Pengajar Teknik Sipil Konstentrasi Manajemen Proyek Konstruksi Universitas Pelita Harapan (UPH), Manlian Ronald A. Simanjuntak mengatakan bahwa kebakaran yang terjadi di gedung Kejaksaan Agung (Kejagung) menunjukkan bukti kegagalan sistem keselamatan yang fatal.
Sementara itu, Indonesian Corruption Watch (ICW) justru mengkahawatirkan terjadi penghilangan bukti kasus besar dengan adanya kebakaran tersebut. Mengingat saat ini Kejagung tengah mengusut beberapa kasus besar seperti kasus Jaksa Pinangki Sirna Malasari dan kasus Asuransi Jiwasraya.
Korupsi di Pusaran Bara
Tidak hanya ICW, sejumlah legislator turun bersuara untuk meminta dilakukannya investigasi mendalam kasus kebakaran Kejagung. Sebut saja Anggota Komisi III DPR Aboe Bakar Alhabsyi, yang mengatakan “Kejaksaan perlu jua melakukan investigasi mendalam , untuk mengetahui penyebab kebakaran. Apa memang saat itu tidak ada petugas piket yang bisa memadamkan api dan mencegah membesarnya api. Atau memang gedung Kejaksaan Agung tidak memiliki alat pemadam kebakaran, sehingga api tidak tertangani,” kata Aboe. (Republika.co.id, 24/8/2020)

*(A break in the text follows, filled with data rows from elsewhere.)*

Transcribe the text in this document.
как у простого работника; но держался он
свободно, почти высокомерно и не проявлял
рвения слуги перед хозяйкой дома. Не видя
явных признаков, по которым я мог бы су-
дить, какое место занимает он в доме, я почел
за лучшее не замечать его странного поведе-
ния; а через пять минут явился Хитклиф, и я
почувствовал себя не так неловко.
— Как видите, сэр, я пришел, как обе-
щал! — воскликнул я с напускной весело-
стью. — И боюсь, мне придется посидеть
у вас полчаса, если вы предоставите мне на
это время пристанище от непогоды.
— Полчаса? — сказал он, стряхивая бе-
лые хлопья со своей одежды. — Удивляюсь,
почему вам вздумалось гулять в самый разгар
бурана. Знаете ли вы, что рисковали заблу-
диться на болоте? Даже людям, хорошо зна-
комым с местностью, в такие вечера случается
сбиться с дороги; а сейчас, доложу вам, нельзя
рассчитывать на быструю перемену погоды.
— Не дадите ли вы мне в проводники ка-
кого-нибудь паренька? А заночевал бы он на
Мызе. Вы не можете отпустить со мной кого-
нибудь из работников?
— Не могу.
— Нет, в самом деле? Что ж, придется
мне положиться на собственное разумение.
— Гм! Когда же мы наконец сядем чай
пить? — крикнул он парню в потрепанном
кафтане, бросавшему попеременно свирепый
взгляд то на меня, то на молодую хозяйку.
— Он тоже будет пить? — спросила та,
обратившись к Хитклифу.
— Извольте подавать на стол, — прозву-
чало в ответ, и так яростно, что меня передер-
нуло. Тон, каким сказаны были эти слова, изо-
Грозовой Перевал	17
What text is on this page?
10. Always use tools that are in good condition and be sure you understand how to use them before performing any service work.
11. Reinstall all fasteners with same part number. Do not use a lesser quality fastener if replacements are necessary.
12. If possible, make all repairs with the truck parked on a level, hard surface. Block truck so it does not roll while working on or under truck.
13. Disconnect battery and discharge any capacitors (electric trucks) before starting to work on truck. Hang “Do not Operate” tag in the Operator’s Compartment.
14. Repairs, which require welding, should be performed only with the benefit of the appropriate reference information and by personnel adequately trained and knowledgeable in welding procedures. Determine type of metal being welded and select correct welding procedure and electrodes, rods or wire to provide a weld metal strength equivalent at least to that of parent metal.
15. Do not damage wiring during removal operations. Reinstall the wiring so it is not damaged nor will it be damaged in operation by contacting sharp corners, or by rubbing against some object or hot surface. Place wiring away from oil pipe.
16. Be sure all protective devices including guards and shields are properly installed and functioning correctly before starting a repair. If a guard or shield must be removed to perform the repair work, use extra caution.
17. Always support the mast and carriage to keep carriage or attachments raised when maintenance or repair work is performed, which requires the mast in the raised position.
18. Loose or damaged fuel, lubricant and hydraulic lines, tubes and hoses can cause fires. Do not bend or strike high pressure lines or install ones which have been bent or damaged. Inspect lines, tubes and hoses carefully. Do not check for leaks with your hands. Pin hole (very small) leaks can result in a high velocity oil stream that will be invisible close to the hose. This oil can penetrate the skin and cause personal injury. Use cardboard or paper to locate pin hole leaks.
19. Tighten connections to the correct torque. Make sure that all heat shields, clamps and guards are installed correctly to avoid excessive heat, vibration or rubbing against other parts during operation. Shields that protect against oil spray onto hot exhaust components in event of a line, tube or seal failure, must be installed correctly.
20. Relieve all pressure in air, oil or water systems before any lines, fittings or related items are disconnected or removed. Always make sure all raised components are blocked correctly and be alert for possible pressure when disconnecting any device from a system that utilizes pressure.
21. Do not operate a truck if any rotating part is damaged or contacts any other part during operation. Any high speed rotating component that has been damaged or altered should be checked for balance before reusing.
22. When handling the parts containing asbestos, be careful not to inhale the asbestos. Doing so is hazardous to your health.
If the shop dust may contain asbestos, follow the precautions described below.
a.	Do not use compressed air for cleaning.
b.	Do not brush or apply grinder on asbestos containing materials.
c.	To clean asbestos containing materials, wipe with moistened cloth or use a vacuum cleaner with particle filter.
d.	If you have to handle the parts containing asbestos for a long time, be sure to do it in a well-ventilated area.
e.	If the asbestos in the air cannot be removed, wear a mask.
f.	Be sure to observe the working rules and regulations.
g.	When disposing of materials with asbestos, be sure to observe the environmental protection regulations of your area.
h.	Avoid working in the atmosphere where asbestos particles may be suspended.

Menjawab kehendak publik, Kapuspenkum Kejaksaan Agung, Hari Setiyono, meminta semua pihak untuk menunggu hasuk penyelidikan. Ia meminta publik untuk tidak membuat spekulasi dan asumsi yang tidak dapat dipertangungjawabkan. “Sampai dengan hari ini penyelidikan masih dilakukan,” kata Hari kepada wartawan di Kejagung, Ahad (23/8). (Republika.co.id,24/8/2020)

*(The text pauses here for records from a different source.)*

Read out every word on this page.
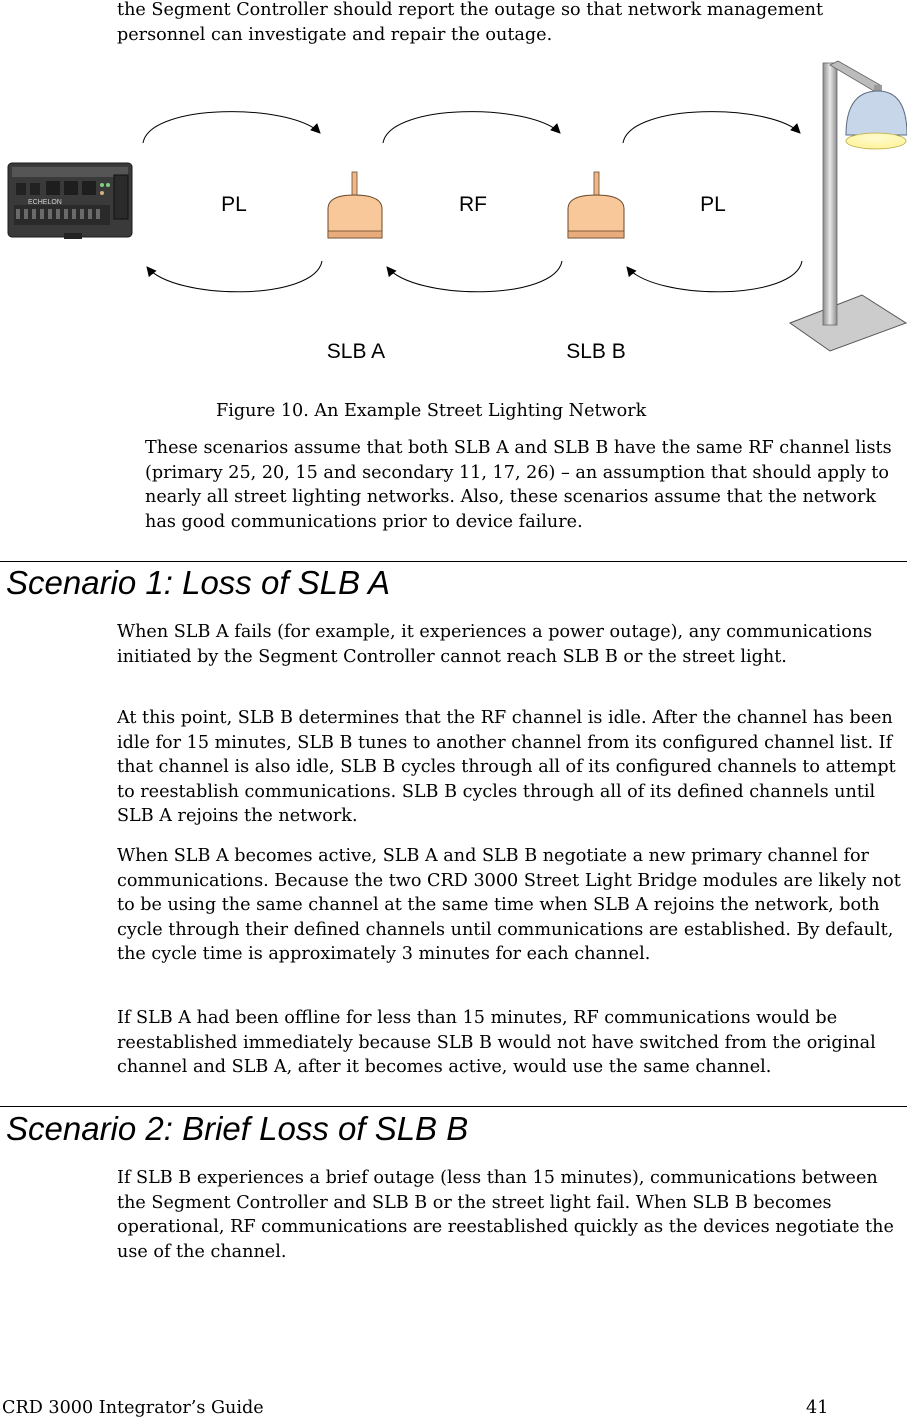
the Segment Controller should report the outage so that network management personnel can investigate and repair the outage.

ECHELON	PL	RF	PL
SLB A	SLB B

Figure 10. An Example Street Lighting Network

These scenarios assume that both SLB A and SLB B have the same RF channel lists (primary 25, 20, 15 and secondary 11, 17, 26) – an assumption that should apply to nearly all street lighting networks. Also, these scenarios assume that the network has good communications prior to device failure.

Scenario 1: Loss of SLB A

When SLB A fails (for example, it experiences a power outage), any communications initiated by the Segment Controller cannot reach SLB B or the street light.

At this point, SLB B determines that the RF channel is idle. After the channel has been idle for 15 minutes, SLB B tunes to another channel from its configured channel list. If that channel is also idle, SLB B cycles through all of its configured channels to attempt to reestablish communications. SLB B cycles through all of its defined channels until SLB A rejoins the network.

When SLB A becomes active, SLB A and SLB B negotiate a new primary channel for communications. Because the two CRD 3000 Street Light Bridge modules are likely not to be using the same channel at the same time when SLB A rejoins the network, both cycle through their defined channels until communications are established. By default, the cycle time is approximately 3 minutes for each channel.

If SLB A had been offline for less than 15 minutes, RF communications would be reestablished immediately because SLB B would not have switched from the original channel and SLB A, after it becomes active, would use the same channel.

Scenario 2: Brief Loss of SLB B

If SLB B experiences a brief outage (less than 15 minutes), communications between the Segment Controller and SLB B or the street light fail. When SLB B becomes operational, RF communications are reestablished quickly as the devices negotiate the use of the channel.

CRD 3000 Integrator’s Guide	41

Berkaitan dengan standar keselamatan gedung, telah diatur dalam Undang-Undang Nomor 28 Tahun 2002, Perda DKI Jakarta nomor 8 Tahun 2008 dan Nomor 7 Tahun 2020. Isinya tentang bahwa sistem keselamatan gedung setidaknya memiliki dua faktor utama yaitu kelaikan administrasi dan kelaikan teknis.
Melihat pada dua unsur di atas, Pengajar Teknik Sipil Konstentrasi Manajemen Proyek Konstruksi Universitas Pelita Harapan (UPH), Manlian Ronald A. Simanjuntak menduga bahwa kedua faktor kelaikan dalam sistem keselamatan gedung Kejagung, gagal. Sebab, kebakaran yang terjadi menunjukkan kegagalan sistem proteksi aktif dan struktur arsitektur bangunan yang tidak mampu untuk mengarahkan dan mematikan api.

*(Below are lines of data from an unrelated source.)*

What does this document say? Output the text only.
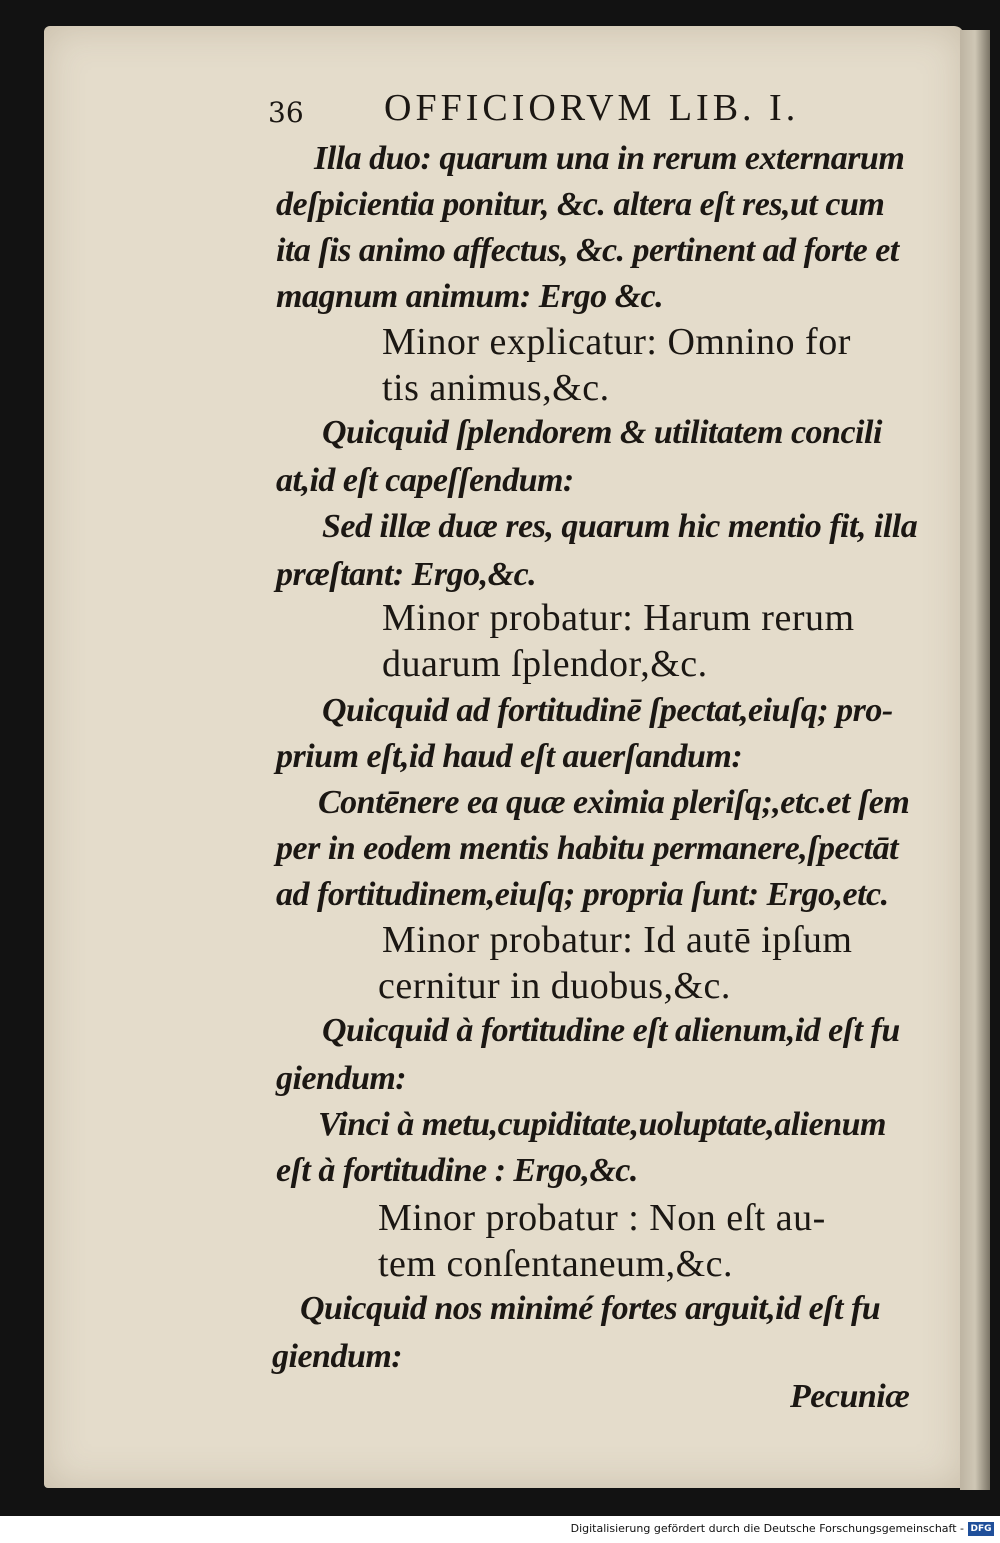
36 OFFICIORVM LIB. I.
Illa duo: quarum una in rerum externarum
deſpicientia ponitur, &c. altera eſt res,ut cum
ita ſis animo affectus, &c. pertinent ad forte et
magnum animum: Ergo &c.
Minor explicatur: Omnino for
tis animus,&c.
Quicquid ſplendorem & utilitatem concili
at,id eſt capeſſendum:
Sed illæ duæ res, quarum hic mentio fit, illa
præſtant: Ergo,&c.
Minor probatur: Harum rerum
duarum ſplendor,&c.
Quicquid ad fortitudinē ſpectat,eiuſq; pro-
prium eſt,id haud eſt auerſandum:
Contēnere ea quæ eximia pleriſq;,etc.et ſem
per in eodem mentis habitu permanere,ſpectāt
ad fortitudinem,eiuſq; propria ſunt: Ergo,etc.
Minor probatur: Id autē ipſum
cernitur in duobus,&c.
Quicquid à fortitudine eſt alienum,id eſt fu
giendum:
Vinci à metu,cupiditate,uoluptate,alienum
eſt à fortitudine : Ergo,&c.
Minor probatur : Non eſt au-
tem conſentaneum,&c.
Quicquid nos minimé fortes arguit,id eſt fu
giendum:
Pecuniæ
Digitalisierung gefördert durch die Deutsche Forschungsgemeinschaft - DFG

Kepercayaan publik tentu saja berkecamuk saat ini. Kasus Djoko Candra dan Jiwasyara saja sudah cukup menyita perhatian publik. Ditambah dengan kebakaran yang melanda gedung para jaksa yang menangani kasus ini, wajar saja jika sejumlah asumsi bermunculan. Dugaan bahwa ada oknum yang berupaya untuk menghilangkan bukti adalah dugaan terkuat saat ini. ICW berpendapat demikian.
ICW bahkan curiga bahwa kejagung tidak serius menuntaskan kasus Jaksa Pinangki. Bermula karena dengan tiba-tiba Kejagung mengeluarkan Pedoman pemeriksaan Jaksa. Lalu disusul dengan pemberian bantuan hukum kepada Jaksa Pinangki dan terakhir gedung Kejaksaan Agung sendiri terbakar. Padahal untuk kasus Jaksa Pinangki saja, masih ada tiga hal yang menjadi tugas kejaksaan Agung. Yakni kejaksaan Agung masih harus membuktikan siapa yang menyuap Jaksa Pinangki, lalu apakah keberangkatan jaksa Pinangki adalah atas inisiatif pribadi ataukah ada perintah dari oknum Kejagung, dan apakah ada komunikasi Jaksa Pinangki dengan oknum di internal Mahkamah Agung. Belum lagi sejumlah kasus besar lainnya.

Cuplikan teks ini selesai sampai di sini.